If one considers the incredible amount of proteins that disassemble and reassemble during mitosis, and that most of them redistribute at different locations and then are recruited to PNBs, it is not clear what could be the driving force behind. Diffusion is the easy answer for the movements, and indeed a part of nonribosomal proteins show a nucleolar localization signal (NLS), but not all of them possess this feature (Jacobson and Pederson, 1998).

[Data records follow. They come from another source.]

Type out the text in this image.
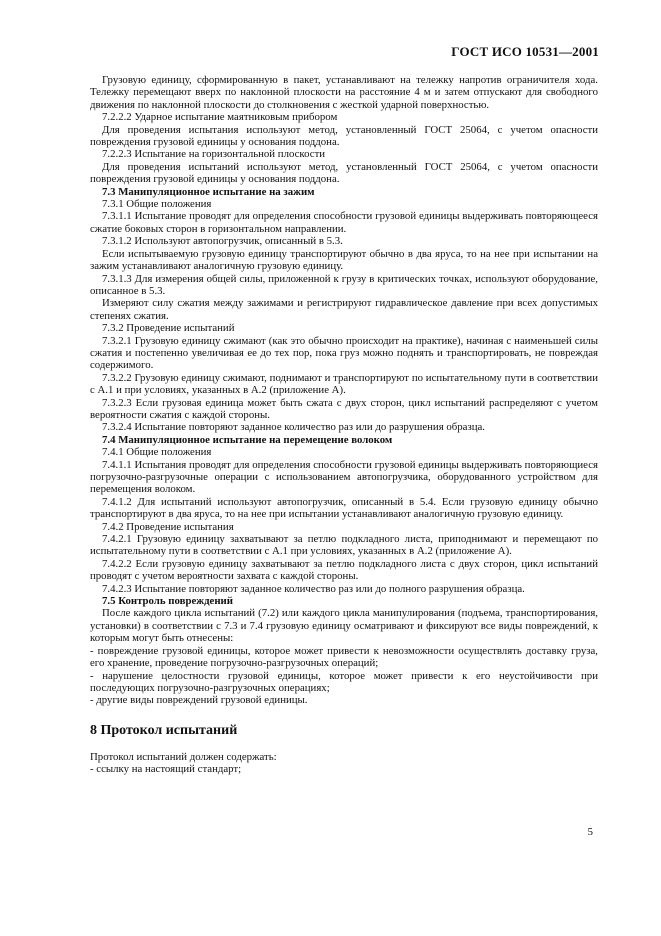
ГОСТ ИСО 10531—2001

Грузовую единицу, сформированную в пакет, устанавливают на тележку напротив ограничителя хода. Тележку перемещают вверх по наклонной плоскости на расстояние 4 м и затем отпускают для свободного движения по наклонной плоскости до столкновения с жесткой ударной поверхностью.

7.2.2.2 Ударное испытание маятниковым прибором

Для проведения испытания используют метод, установленный ГОСТ 25064, с учетом опасности повреждения грузовой единицы у основания поддона.

7.2.2.3 Испытание на горизонтальной плоскости

Для проведения испытаний используют метод, установленный ГОСТ 25064, с учетом опасности повреждения грузовой единицы у основания поддона.

7.3 Манипуляционное испытание на зажим

7.3.1 Общие положения

7.3.1.1 Испытание проводят для определения способности грузовой единицы выдерживать повторяющееся сжатие боковых сторон в горизонтальном направлении.

7.3.1.2 Используют автопогрузчик, описанный в 5.3.

Если испытываемую грузовую единицу транспортируют обычно в два яруса, то на нее при испытании на зажим устанавливают аналогичную грузовую единицу.

7.3.1.3 Для измерения общей силы, приложенной к грузу в критических точках, используют оборудование, описанное в 5.3.

Измеряют силу сжатия между зажимами и регистрируют гидравлическое давление при всех допустимых степенях сжатия.

7.3.2 Проведение испытаний

7.3.2.1 Грузовую единицу сжимают (как это обычно происходит на практике), начиная с наименьшей силы сжатия и постепенно увеличивая ее до тех пор, пока груз можно поднять и транспортировать, не повреждая содержимого.

7.3.2.2 Грузовую единицу сжимают, поднимают и транспортируют по испытательному пути в соответствии с А.1 и при условиях, указанных в А.2 (приложение А).

7.3.2.3 Если грузовая единица может быть сжата с двух сторон, цикл испытаний распределяют с учетом вероятности сжатия с каждой стороны.

7.3.2.4 Испытание повторяют заданное количество раз или до разрушения образца.

7.4 Манипуляционное испытание на перемещение волоком

7.4.1 Общие положения

7.4.1.1 Испытания проводят для определения способности грузовой единицы выдерживать повторяющиеся погрузочно-разгрузочные операции с использованием автопогрузчика, оборудованного устройством для перемещения волоком.

7.4.1.2 Для испытаний используют автопогрузчик, описанный в 5.4. Если грузовую единицу обычно транспортируют в два яруса, то на нее при испытании устанавливают аналогичную грузовую единицу.

7.4.2 Проведение испытания

7.4.2.1 Грузовую единицу захватывают за петлю подкладного листа, приподнимают и перемещают по испытательному пути в соответствии с А.1 при условиях, указанных в А.2 (приложение А).

7.4.2.2 Если грузовую единицу захватывают за петлю подкладного листа с двух сторон, цикл испытаний проводят с учетом вероятности захвата с каждой стороны.

7.4.2.3 Испытание повторяют заданное количество раз или до полного разрушения образца.

7.5 Контроль повреждений

После каждого цикла испытаний (7.2) или каждого цикла манипулирования (подъема, транспортирования, установки) в соответствии с 7.3 и 7.4 грузовую единицу осматривают и фиксируют все виды повреждений, к которым могут быть отнесены:

- повреждение грузовой единицы, которое может привести к невозможности осуществлять доставку груза, его хранение, проведение погрузочно-разгрузочных операций;

- нарушение целостности грузовой единицы, которое может привести к его неустойчивости при последующих погрузочно-разгрузочных операциях;

- другие виды повреждений грузовой единицы.

8 Протокол испытаний

Протокол испытаний должен содержать:

- ссылку на настоящий стандарт;

5
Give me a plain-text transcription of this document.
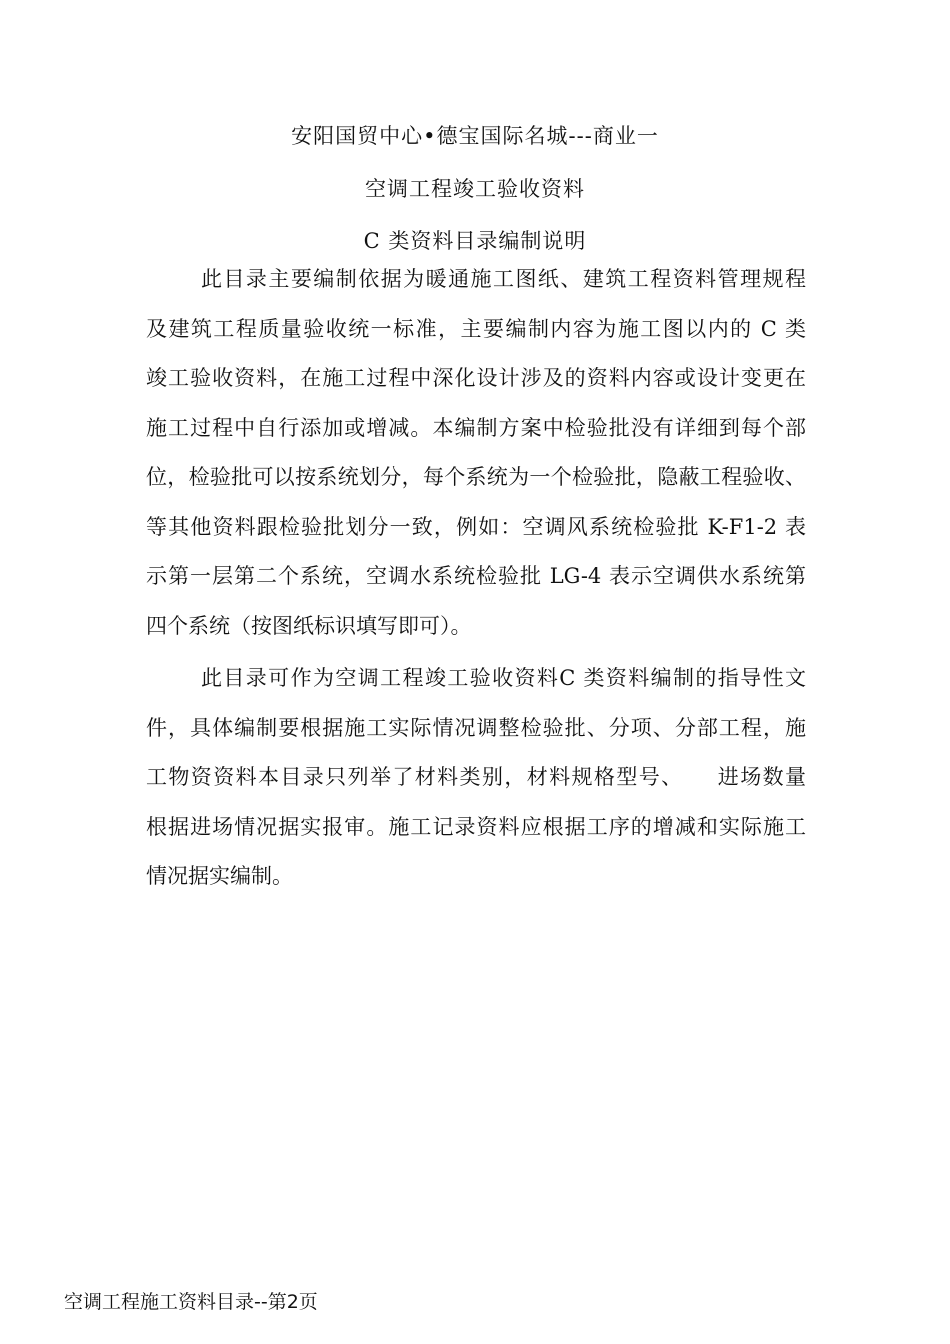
安阳国贸中心•德宝国际名城---商业一
空调工程竣工验收资料
C 类资料目录编制说明
此目录主要编制依据为暖通施工图纸、建筑工程资料管理规程
及建筑工程质量验收统一标准，主要编制内容为施工图以内的 C 类
竣工验收资料，在施工过程中深化设计涉及的资料内容或设计变更在
施工过程中自行添加或增减。本编制方案中检验批没有详细到每个部
位，检验批可以按系统划分，每个系统为一个检验批，隐蔽工程验收、
等其他资料跟检验批划分一致，例如：空调风系统检验批 K-F1-2 表
示第一层第二个系统，空调水系统检验批 LG-4 表示空调供水系统第
四个系统（按图纸标识填写即可）。
此目录可作为空调工程竣工验收资料C 类资料编制的指导性文
件，具体编制要根据施工实际情况调整检验批、分项、分部工程，施
工物资资料本目录只列举了材料类别，材料规格型号、　　进场数量
根据进场情况据实报审。施工记录资料应根据工序的增减和实际施工
情况据实编制。
空调工程施工资料目录--第2页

Diffusion can account for a series of movements, although mediated by signal recognizing sequences, but necessity of order and time might involve other mechanisms. It is known that some proteins are recruited from PNBs in a specific, sequential order (Louvet et al., 2008). It is difficult in this case to imagine diffusion as the only mechanism. As described for other nucleolar functions such as transcription (Dundr et al., 2002) or ribosome subunit movement (Cisterna et al., 2006, 2009) there could be place for motor proteins to give directionality (impossible in diffusion mechanisms), time schedule (also possible only in active mechanisms), and releasing order, if any. The coordination found in the movements of nucleolar proteins suggests that they can maintain their interaction during mitosis; however, the mechanisms behind the interactions are still not clear. The interaction has been clearly shown by FRET analysis (Angelier et al., 2005).

Mitosis

Mitosis is divided into four phases: prophase, metaphase, anaphase, and telophase. Interphase is the interval from the end of mitosis until the beginning of the next. Each cell division begins with a phase of DNA replication, referred to as S phase. DNA replication results in two sister chromatids for each chromosome. Prophase is marked by gradual condensation of the chromosomes, disappearance of the nucleolus and nuclear membrane, and the beginning of the formation of the mitotic spindle. At metaphase, the chromosomes become arranged on the equatorial plane, but homologous chromosomes do not pair. In this stage, chromosomes also reach maximum condensation. In anaphase, the chromosomes divide at the centromeric regions, and the two chromatids separate and migrate to opposite poles. Telophase begins with the formation of the nuclear membranes and division of the cytoplasm (Fig. 16.10).